BELTRA BONNER: That's actually my mother and we were standing right above the caretaker's house not knowing how we would ever get to her grave.
RASHIDA KABA: That photo taken of Beltra Bonner and her mother during a volunteer search, looking for her aunt's grave back in the '90s.
BELTRA BONNER: In 2013 is when we actually found my aunt's grave.
RASHIDA KABA: So more than 20 years later.
BELTRA BONNER: Yeah.
RASHIDA KABA: Wow. And it's a lot of hard work clearing the grounds, back backbreaking work, and many of the people coming out to do it are older.
JAMES CLYBURN: There's a whole lot of young people just riding around doing something, but they don't even know they got loved ones, great grandparents or somebody, in here.
RASHIDA KABA: While some college students and boy scout troops have come out to do a service day, no one has fully committed to helping out long-term.
MAURICE PITTS-JOHNSON: It's a lot of history here.
RASHIDA KABA: And it's much of the same over at Happy Hill Cemetery, about 5 miles up the road.
MAURICE PITTS-JOHNSON: I just went brushed through until we could get some of the weeds down which had grown as tall as I am.
RASHIDA KABA: It was a place once called Happy Hill Projects. But many families were forced out of the area, some not knowing they were leaving behind a piece of their lineage.
MAURICE PITTS-JOHNSON: A lot of them have married, so the name has changed, and so it's hard to find the relatives, or find people who know that their grandparents are buried here.
RASHIDA KABA: Maurice Pitts-Johnson is not just a volunteer, her grandparents are buried here.
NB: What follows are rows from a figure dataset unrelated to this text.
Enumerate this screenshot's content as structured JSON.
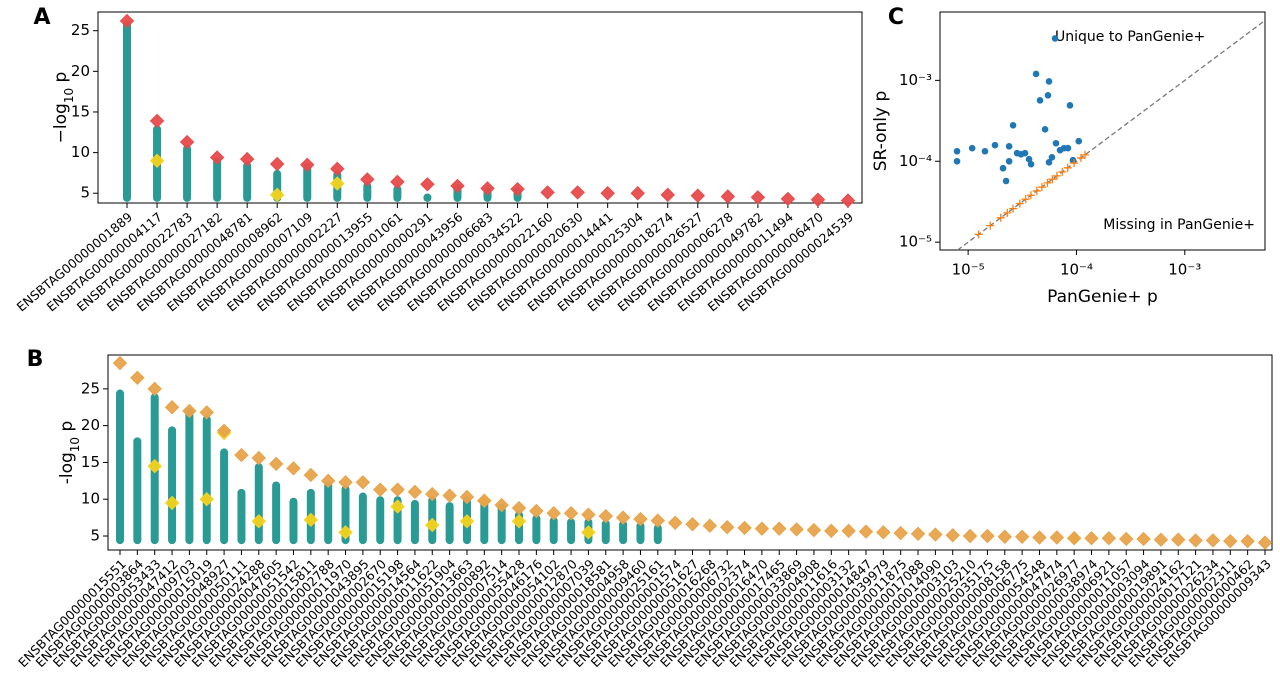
{
  "chart_data": [
    {
      "type": "strip",
      "label": "A",
      "ylabel": [
        "−log",
        "10",
        " p"
      ],
      "categories": [
        "ENSBTAG00000001889",
        "ENSBTAG00000004117",
        "ENSBTAG00000022783",
        "ENSBTAG00000027182",
        "ENSBTAG00000048781",
        "ENSBTAG00000008962",
        "ENSBTAG00000007109",
        "ENSBTAG00000002227",
        "ENSBTAG00000013955",
        "ENSBTAG00000001061",
        "ENSBTAG00000000291",
        "ENSBTAG00000043956",
        "ENSBTAG00000006683",
        "ENSBTAG00000034522",
        "ENSBTAG00000022160",
        "ENSBTAG00000020630",
        "ENSBTAG00000014441",
        "ENSBTAG00000025304",
        "ENSBTAG00000018274",
        "ENSBTAG00000026527",
        "ENSBTAG00000006278",
        "ENSBTAG00000049782",
        "ENSBTAG00000011494",
        "ENSBTAG00000006470",
        "ENSBTAG00000024539"
      ],
      "ylim": [
        3.8,
        27.3
      ],
      "yticks": [
        5,
        10,
        15,
        20,
        25
      ],
      "series": [
        {
          "marker": "range",
          "color": "#138f8a",
          "base": 4.3,
          "values": [
            25.8,
            13.0,
            10.6,
            9.0,
            8.5,
            7.5,
            8.3,
            7.4,
            6.0,
            5.6,
            4.6,
            5.8,
            5.4,
            5.3,
            null,
            null,
            null,
            null,
            null,
            null,
            null,
            null,
            null,
            null,
            null
          ]
        },
        {
          "marker": "diamond",
          "color": "#f2d21b",
          "values": [
            null,
            9.0,
            null,
            null,
            null,
            4.8,
            null,
            6.2,
            null,
            null,
            null,
            null,
            null,
            null,
            null,
            null,
            null,
            null,
            null,
            null,
            null,
            null,
            null,
            null,
            null
          ]
        },
        {
          "marker": "diamond",
          "color": "#e84a4a",
          "values": [
            26.2,
            13.9,
            11.3,
            9.4,
            9.2,
            8.6,
            8.5,
            8.0,
            6.7,
            6.4,
            6.1,
            5.9,
            5.6,
            5.5,
            5.1,
            5.1,
            5.0,
            5.0,
            4.8,
            4.7,
            4.6,
            4.5,
            4.3,
            4.2,
            4.1
          ]
        }
      ]
    },
    {
      "type": "strip",
      "label": "B",
      "ylabel": [
        "-log",
        "10",
        " p"
      ],
      "categories": [
        "ENSBTAG00000015551",
        "ENSBTAG00000003864",
        "ENSBTAG00000053433",
        "ENSBTAG00000047412",
        "ENSBTAG00000009703",
        "ENSBTAG00000015019",
        "ENSBTAG00000048927",
        "ENSBTAG00000050111",
        "ENSBTAG00000024288",
        "ENSBTAG00000047605",
        "ENSBTAG00000051542",
        "ENSBTAG00000015811",
        "ENSBTAG00000002788",
        "ENSBTAG00000011970",
        "ENSBTAG00000043895",
        "ENSBTAG00000002670",
        "ENSBTAG00000015198",
        "ENSBTAG00000014564",
        "ENSBTAG00000011622",
        "ENSBTAG00000051904",
        "ENSBTAG00000013663",
        "ENSBTAG00000000892",
        "ENSBTAG00000007514",
        "ENSBTAG00000055428",
        "ENSBTAG00000046176",
        "ENSBTAG00000054102",
        "ENSBTAG00000012870",
        "ENSBTAG00000007039",
        "ENSBTAG00000018581",
        "ENSBTAG00000004958",
        "ENSBTAG00000009460",
        "ENSBTAG00000025161",
        "ENSBTAG00000001574",
        "ENSBTAG00000051627",
        "ENSBTAG00000016268",
        "ENSBTAG00000006732",
        "ENSBTAG00000002374",
        "ENSBTAG00000016470",
        "ENSBTAG00000017465",
        "ENSBTAG00000033869",
        "ENSBTAG00000004908",
        "ENSBTAG00000011616",
        "ENSBTAG00000003132",
        "ENSBTAG00000014847",
        "ENSBTAG00000039979",
        "ENSBTAG00000011875",
        "ENSBTAG00000017088",
        "ENSBTAG00000014090",
        "ENSBTAG00000003103",
        "ENSBTAG00000025210",
        "ENSBTAG00000035175",
        "ENSBTAG00000008158",
        "ENSBTAG00000006775",
        "ENSBTAG00000054548",
        "ENSBTAG00000047474",
        "ENSBTAG00000026977",
        "ENSBTAG00000038974",
        "ENSBTAG00000006921",
        "ENSBTAG00000011057",
        "ENSBTAG00000003094",
        "ENSBTAG00000019891",
        "ENSBTAG00000024162",
        "ENSBTAG00000017121",
        "ENSBTAG00000026234",
        "ENSBTAG00000002311",
        "ENSBTAG00000000462",
        "ENSBTAG00000009343"
      ],
      "ylim": [
        3.1,
        29.6
      ],
      "yticks": [
        5,
        10,
        15,
        20,
        25
      ],
      "series": [
        {
          "marker": "range",
          "color": "#138f8a",
          "base": 4.3,
          "values": [
            24.5,
            18.0,
            24.0,
            19.5,
            22.0,
            21.0,
            16.5,
            11.0,
            14.5,
            12.0,
            9.8,
            11.0,
            12.0,
            11.5,
            10.5,
            10.0,
            10.0,
            9.5,
            10.0,
            9.2,
            10.0,
            9.5,
            9.0,
            8.0,
            7.5,
            7.2,
            7.0,
            7.0,
            6.8,
            6.7,
            6.5,
            6.2,
            null,
            null,
            null,
            null,
            null,
            null,
            null,
            null,
            null,
            null,
            null,
            null,
            null,
            null,
            null,
            null,
            null,
            null,
            null,
            null,
            null,
            null,
            null,
            null,
            null,
            null,
            null,
            null,
            null,
            null,
            null,
            null,
            null,
            null,
            null
          ]
        },
        {
          "marker": "diamond",
          "color": "#f2d21b",
          "values": [
            null,
            null,
            14.5,
            9.5,
            null,
            10.0,
            19.0,
            null,
            7.0,
            null,
            null,
            7.2,
            null,
            5.5,
            null,
            null,
            9.0,
            null,
            6.5,
            null,
            7.0,
            9.8,
            null,
            7.0,
            null,
            null,
            null,
            5.5,
            null,
            null,
            null,
            null,
            null,
            null,
            null,
            null,
            null,
            null,
            null,
            null,
            null,
            null,
            null,
            null,
            null,
            null,
            null,
            null,
            null,
            null,
            null,
            null,
            null,
            null,
            null,
            4.7,
            null,
            null,
            null,
            null,
            null,
            null,
            null,
            null,
            null,
            null,
            null
          ]
        },
        {
          "marker": "diamond",
          "color": "#e8a34a",
          "values": [
            28.5,
            26.5,
            25.0,
            22.5,
            22.0,
            21.8,
            19.3,
            16.0,
            15.6,
            14.8,
            14.2,
            13.3,
            12.5,
            12.3,
            12.3,
            11.3,
            11.3,
            11.0,
            10.7,
            10.5,
            10.3,
            9.8,
            9.2,
            8.8,
            8.4,
            8.1,
            8.1,
            7.9,
            7.7,
            7.5,
            7.3,
            7.1,
            6.8,
            6.6,
            6.4,
            6.2,
            6.1,
            6.0,
            6.0,
            5.9,
            5.8,
            5.7,
            5.7,
            5.6,
            5.5,
            5.4,
            5.3,
            5.2,
            5.1,
            5.0,
            5.0,
            4.9,
            4.9,
            4.8,
            4.8,
            4.7,
            4.7,
            4.7,
            4.6,
            4.6,
            4.5,
            4.5,
            4.4,
            4.4,
            4.3,
            4.3,
            4.1
          ]
        }
      ]
    },
    {
      "type": "scatter",
      "label": "C",
      "xlabel": "PanGenie+ p",
      "ylabel": "SR-only p",
      "xscale": "log",
      "yscale": "log",
      "xlim": [
        5.5e-06,
        0.0055
      ],
      "ylim": [
        8e-06,
        0.007
      ],
      "xticks": [
        {
          "value": 1e-05,
          "label": "10⁻⁵"
        },
        {
          "value": 0.0001,
          "label": "10⁻⁴"
        },
        {
          "value": 0.001,
          "label": "10⁻³"
        }
      ],
      "yticks": [
        {
          "value": 1e-05,
          "label": "10⁻⁵"
        },
        {
          "value": 0.0001,
          "label": "10⁻⁴"
        },
        {
          "value": 0.001,
          "label": "10⁻³"
        }
      ],
      "diagonal": true,
      "annotations": [
        "Unique to PanGenie+",
        "Missing in PanGenie+"
      ],
      "series": [
        {
          "marker": "circle",
          "color": "#1f77b4",
          "x": [
            7.9e-06,
            7.9e-06,
            1.09e-05,
            1.43e-05,
            1.77e-05,
            2.1e-05,
            2.24e-05,
            2.39e-05,
            2.39e-05,
            2.6e-05,
            2.83e-05,
            3.08e-05,
            3.35e-05,
            3.65e-05,
            3.81e-05,
            4.24e-05,
            4.61e-05,
            5.13e-05,
            5.46e-05,
            5.58e-05,
            5.58e-05,
            5.94e-05,
            6.34e-05,
            6.47e-05,
            7.05e-05,
            7.67e-05,
            8.35e-05,
            8.71e-05,
            9.29e-05,
            0.000105
          ],
          "values": [
            0.000133,
            0.0001,
            0.000145,
            0.000133,
            0.000158,
            8.2e-05,
            5.7e-05,
            0.0001,
            0.000153,
            0.000278,
            0.000126,
            0.000122,
            0.000126,
            0.000106,
            9.2e-05,
            0.0012,
            0.000566,
            0.000248,
            0.000653,
            0.00097,
            9.7e-05,
            0.000112,
            0.0033,
            0.000167,
            0.000137,
            0.000145,
            0.000145,
            0.000491,
            0.000103,
            0.000177
          ]
        },
        {
          "marker": "cross",
          "color": "#ff7f0e",
          "x": [
            1.25e-05,
            1.6e-05,
            2e-05,
            2.3e-05,
            2.6e-05,
            3e-05,
            3.4e-05,
            3.8e-05,
            4.3e-05,
            4.8e-05,
            5.4e-05,
            6e-05,
            6.6e-05,
            7.4e-05,
            8.3e-05,
            9.5e-05,
            0.00011,
            0.00012
          ],
          "values": [
            1.25e-05,
            1.6e-05,
            2e-05,
            2.3e-05,
            2.6e-05,
            3e-05,
            3.4e-05,
            3.8e-05,
            4.3e-05,
            4.8e-05,
            5.4e-05,
            6e-05,
            6.6e-05,
            7.4e-05,
            8.3e-05,
            9.5e-05,
            0.00011,
            0.00012
          ]
        }
      ]
    }
  ]
}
She's been working for years to connect living family members to their loved ones by putting ads in the newspaper, but she hasn't had any luck.
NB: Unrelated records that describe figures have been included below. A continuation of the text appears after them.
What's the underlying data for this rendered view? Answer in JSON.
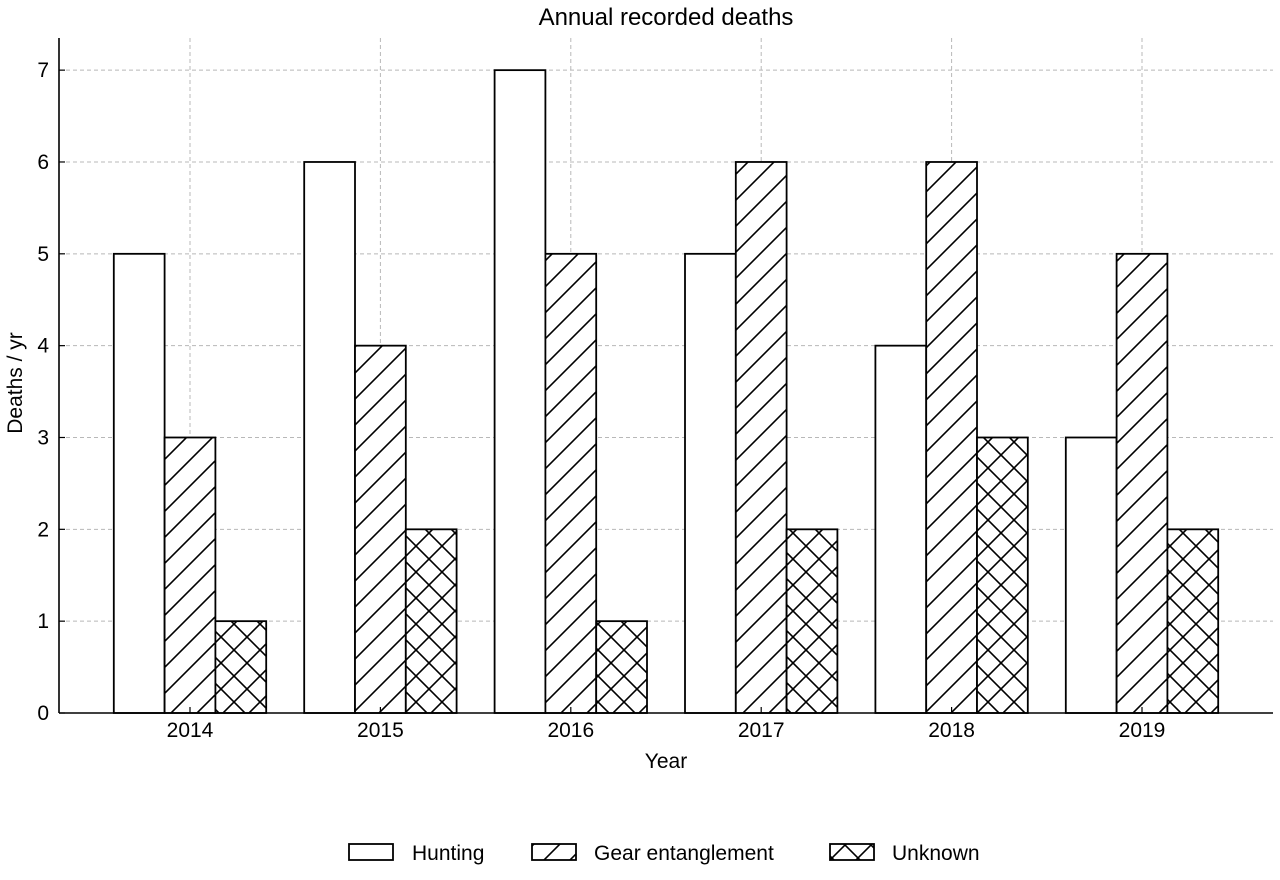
{
  "chart_data": {
    "type": "bar",
    "title": "Annual recorded deaths",
    "xlabel": "Year",
    "ylabel": "Deaths / yr",
    "categories": [
      "2014",
      "2015",
      "2016",
      "2017",
      "2018",
      "2019"
    ],
    "series": [
      {
        "name": "Hunting",
        "values": [
          5,
          6,
          7,
          5,
          4,
          3
        ],
        "pattern": "none"
      },
      {
        "name": "Gear entanglement",
        "values": [
          3,
          4,
          5,
          6,
          6,
          5
        ],
        "pattern": "diagonal"
      },
      {
        "name": "Unknown",
        "values": [
          1,
          2,
          1,
          2,
          3,
          2
        ],
        "pattern": "crosshatch"
      }
    ],
    "ylim": [
      0,
      7.35
    ],
    "yticks": [
      0,
      1,
      2,
      3,
      4,
      5,
      6,
      7
    ],
    "grid": true,
    "legend_position": "bottom-center",
    "colors": {
      "fill": "#ffffff",
      "edge": "#000000",
      "grid": "#b8b8b8"
    }
  }
}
MAURICE PITTS-JOHNSON: If it helps me to get relatives of persons who are buried here, it would be very important to me. Because I think that people need to know about their ancestors.
RASHIDA KABA: That's why both cemeteries need continuous cleanup to ensure they don't fall back into disarray. Maurice and James worry their work will one day die with them if others don't step up.
JAMES CLYBURN: We're trying to hold on and keep our interest.
MAURICE PITTS-JOHNSON: My hope is that we can finally get some kind of document that will allow this land to be preserved and not one day torn down or dug up to become some building, but that it would be preserved for history's sake.
RASHIDA KABA: Rashida Kaba, Fox8 News.